Every time Kinesis Data Firehose sends data to Splunk, whether it's the initial attempt or a retry, it restarts the acknowledgement timeout counter. It then waits for an acknowledgement to arrive from Splunk. Even if the retry duration expires, Kinesis Data Firehose still waits for the acknowledgment until it receives it or the acknowledgement timeout is reached. If the acknowledgment times out, Kinesis Data Firehose checks to determine whether there's time left in the retry counter. If there is time left, it retries again and repeats the logic until it receives an acknowledgment or determines that the retry time has expired.

A failure to receive an acknowledgement isn't the only kind of data delivery error that can occur. For information about the other types of data delivery errors that you might encounter, see Splunk Data Delivery Errors. Any data delivery error triggers the retry logic if your retry duration is greater than 0.

The following is an example error record.

{ "attemptsMade": 0, "arrivalTimestamp": 1506035354675, "errorCode": "Splunk.AckTimeout", "errorMessage": "Did not receive an acknowledgement from HEC before the HEC acknowledgement timeout expired. Despite the acknowledgement timeout, it's possible the data was indexed successfully in Splunk.
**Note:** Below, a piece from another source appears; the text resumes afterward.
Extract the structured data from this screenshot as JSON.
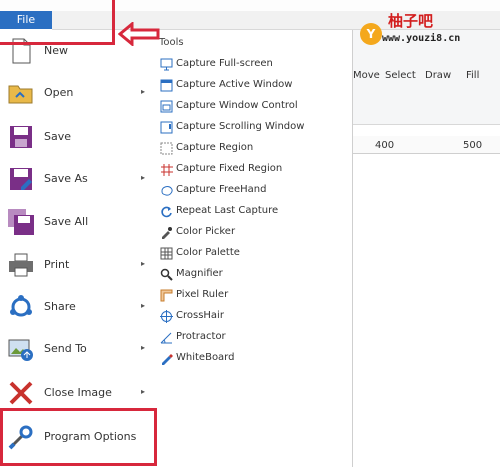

Kinesis Firehose backs up in Amazon S3 data for which the acknowledgement timeout expired.", "attemptEndingTimestamp": 13626284715507, "rawData": "MiAyNTE2MjAyNzIyMDkgZW5pLTA1ZjMyMmQ1IDIxOC45Mi4xODguMjE0IDE3Mi4xNi4xLjE2NyAyNTIzMyAxNDMzIDYgMSA0MCAxNTA2MDM0NzM0IDE1MDYwMzQ3OTQgUkVKRUNUIE9LCg==", "EventId": "49577193928114147339600778471082492393164139877200035842.0" }

Amazon S3 Object Name Format

Kinesis Data Firehose adds a UTC time prefix in the format YYYY/MM/DD/HH before writing objects to Amazon S3. This prefix creates a logical hierarchy in the bucket, where each forward slash (/) creates a level in the hierarchy. You can modify this structure by adding to the start of the prefix when you create the Kinesis Data Firehose delivery stream. For example, add myApp/ to use the myApp/YYYY/MM/DD/HH prefix or myApp to use the myApp YYYY/MM/DD/HH prefix.
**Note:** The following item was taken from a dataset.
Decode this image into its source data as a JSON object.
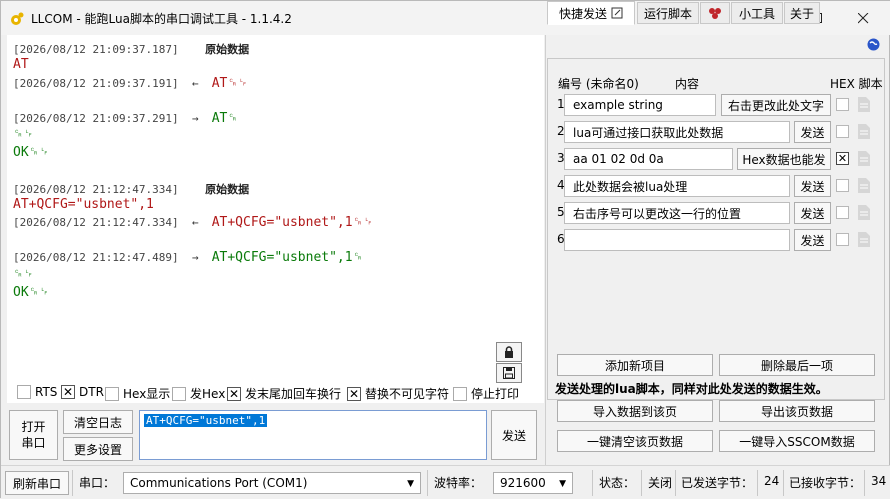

The Amazon S3 object name follows the pattern DeliveryStreamName-DeliveryStreamVersion-YYYY-MM-DD-HH-MM-SS-RandomString, where DeliveryStreamVersion begins with 1 and increases by 1 for every configuration change of the Kinesis Data Firehose delivery stream. You can change delivery stream configurations (for example, the name of the S3 bucket, buffering hints, compression, and encryption) using the Kinesis Data Firehose console, or by using the UpdateDestination API operation.

Index Rotation for the Amazon ES Destination

For the Amazon ES destination, you can specify a time-based index rotation option from one of the following five options: NoRotation, OneHour, OneDay, OneWeek, or OneMonth.

Depending on the rotation option you choose, Kinesis Data Firehose appends a portion of the UTC arrival time stamp to your specified index name, and rotates the appended time stamp accordingly. The following example shows the resulting index name in Amazon ES for each index rotation option, where the specified index name is myindex and the arrival time stamp is 2016-02-25T13:00:00Z.

RotationPeriod IndexName
NoRotation myindex
OneHour myindex-2016-02-25-13
OneDay myindex-2016-02-25
OneWeek myindex-2016-w08
OneMonth myindex-2016-02